The Indian stock market is valued at 2 trillion dollars, placing it at the 7th largest number globally. Read why you should invest in an IPO?
The Indian stock market is valued at 2 trillion dollars, placing it at the 7th largest number globally. With that said, companies these days want to get a piece of this valuation. But how?
By entering the stock market and raise capital for their operations and meet expenses for their organizations. They need to have an IPO or initial public offering to value their company for listing it on the Indian Stock Market.
As an investor, you may believe that it is worth investing in IPO to fetch greater rewards by starting low and selling high. That is true in most cases. There are numerous factors to consider, like company profits, price-to-earnings ratio, current valuation, market reputation, etc., before investing in an IPO.
But to give more perspective towards this, let us have an in-depth conversation about why you should invest in an IPO. What benefits to reap from such an investment?
What is an IPO?
Let us address the elephant in the room and understand what an IPO means. IPO or Initial Public Offering is a company’s way of addressing the investors & traders that it is going public. Investors or traders can invest in the company and own a small chunk of the company. The company raises capital for its growth, Research & Development, expansion, and whatnot.
From an investor’s point of view, it’s quite the investment as you start at a lower price point and could make profits based on the overall growth.

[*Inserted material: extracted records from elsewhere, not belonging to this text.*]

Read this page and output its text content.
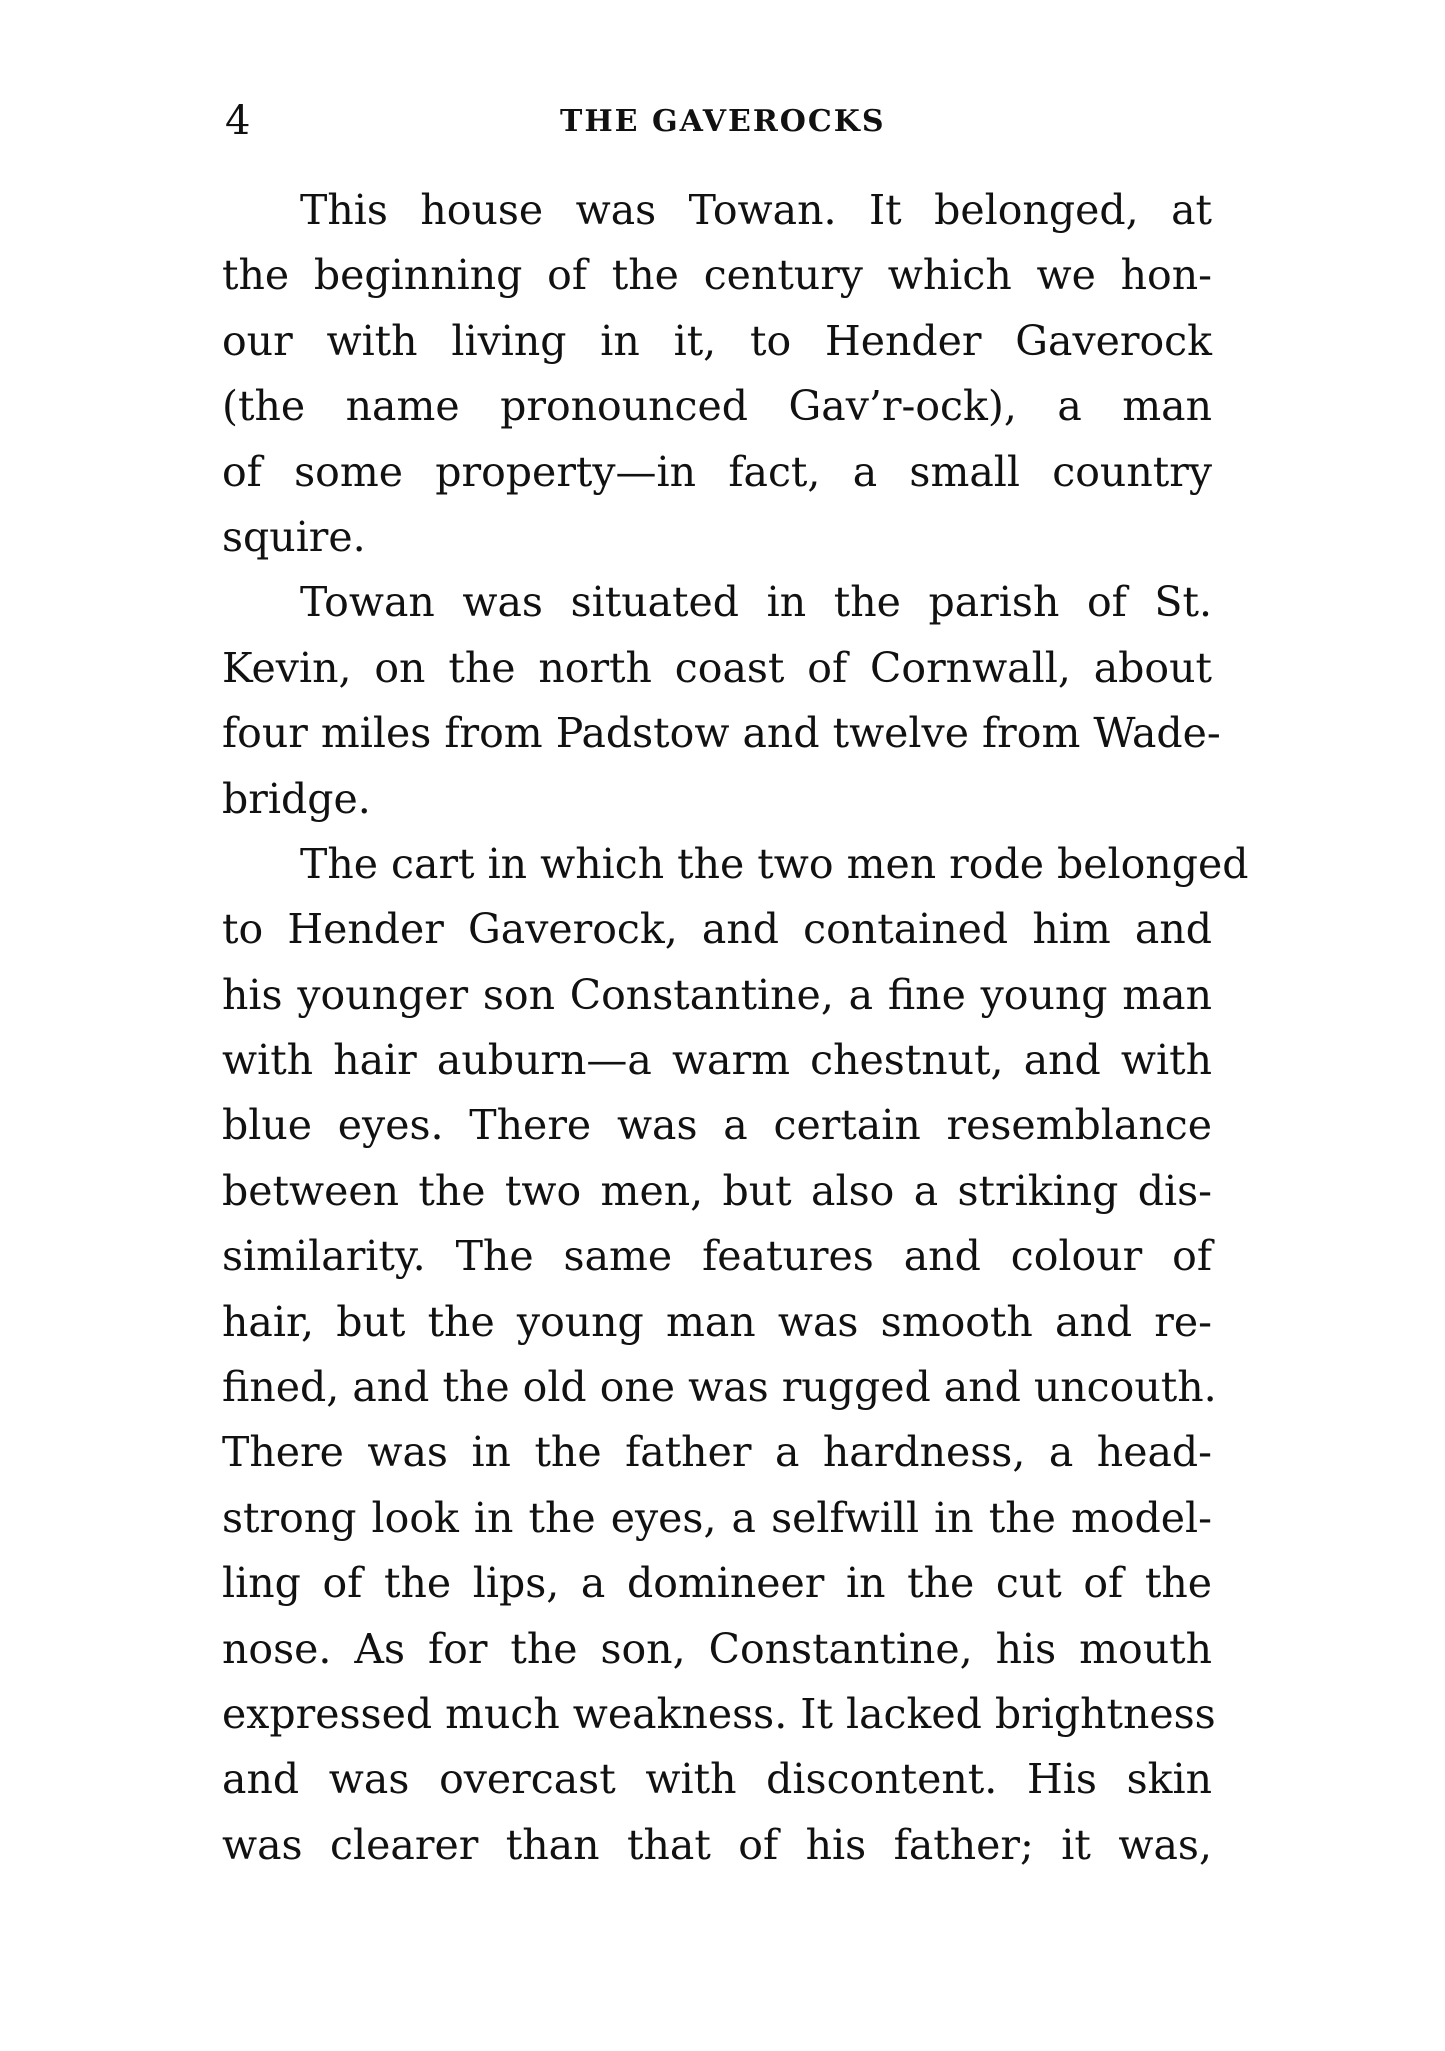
4	THE GAVEROCKS
This house was Towan. It belonged, at
the beginning of the century which we hon-
our with living in it, to Hender Gaverock
(the name pronounced Gav’r-ock), a man
of some property—in fact, a small country
squire.
Towan was situated in the parish of St.
Kevin, on the north coast of Cornwall, about
four miles from Padstow and twelve from Wade-
bridge.
The cart in which the two men rode belonged
to Hender Gaverock, and contained him and
his younger son Constantine, a fine young man
with hair auburn—a warm chestnut, and with
blue eyes. There was a certain resemblance
between the two men, but also a striking dis-
similarity. The same features and colour of
hair, but the young man was smooth and re-
fined, and the old one was rugged and uncouth.
There was in the father a hardness, a head-
strong look in the eyes, a selfwill in the model-
ling of the lips, a domineer in the cut of the
nose. As for the son, Constantine, his mouth
expressed much weakness. It lacked brightness
and was overcast with discontent. His skin
was clearer than that of his father; it was,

It all depends on the investor’s keen eye and the right investment in an IPO that could fetch you a greater return in the long run.
Different Types of IPOs
Based on the sector, there are different IPOs that a company could choose to enter the stock market. They are as follows:
In such an IPO, the company is already listed on the stock market and traded. However, for the company to raise additional capital, they can choose the IPO route, and its broadly known as a follow-on offer.
When a company gets listed for the first time, the IPO is called a new offer. At such an IPO offering, the company plans to inject more capital into the organization by selling stocks and shares at a specific price point on the stock market.
3.Offer for Sale
At such an IPO offering, the promoters of the company can sell their shares to other entities. It is an exchange program where a floor price per share is set. Investors need to bid above the floor price for the company. A buyer can buy a single share or multiple shares through OFS.
Reasons to Invest in an IPO
Why would you like to invest in an IPO? Let’s hunt for some valid reasons.
IPOs give investors an early chance to buy shares in the company to earn a small portion of the company; it is all based on the number of shares you purchase. Moreover, it all depends on your sense of investment in the budding company to secure your investment. If the company outperforms what its projections are, then you could see yourself with impeccable returns. Not to get too excited! It takes time and patience to achieve significant returns.
Investing in an IPO doesn’t require a keen eye on the pricing, as anyone looking to invest in it have to pay the same price per share. Being in the equity market, you can buy multiple stocks, but then the cost would differ based on your purchase number. Moreover, the only thing that matters is the IPO you choose to invest in while keeping all the facts and figures of its growth into consideration.
3.Financial Goals Mark-up
If you are an investor and want to see your investment double or triple over a long period, then IPOs are the best investment possible. Before you start bantering about this, it all depends on the company and the amount you invest. For the same reason, getting your homework just right while knowing the company goes a long way and could reward you handsomely in the future.
Investing in an IPO proves to be quite beneficial, provided you have made the correct investment. Not everything is black and white in an IPO investment. How much you earn off your investment? The answer lies in the adequate investment period and the selling point of the shares. A simple strategy can turn it into a high-return investment. And, you can enhance your earnings!
However, you cannot rule out the drawbacks of an IPO investment as well. Ultimately, mapping out a concrete structure for how you would want to invest in an IPO would prove advantageous. So, try and analyze the company before investing in it.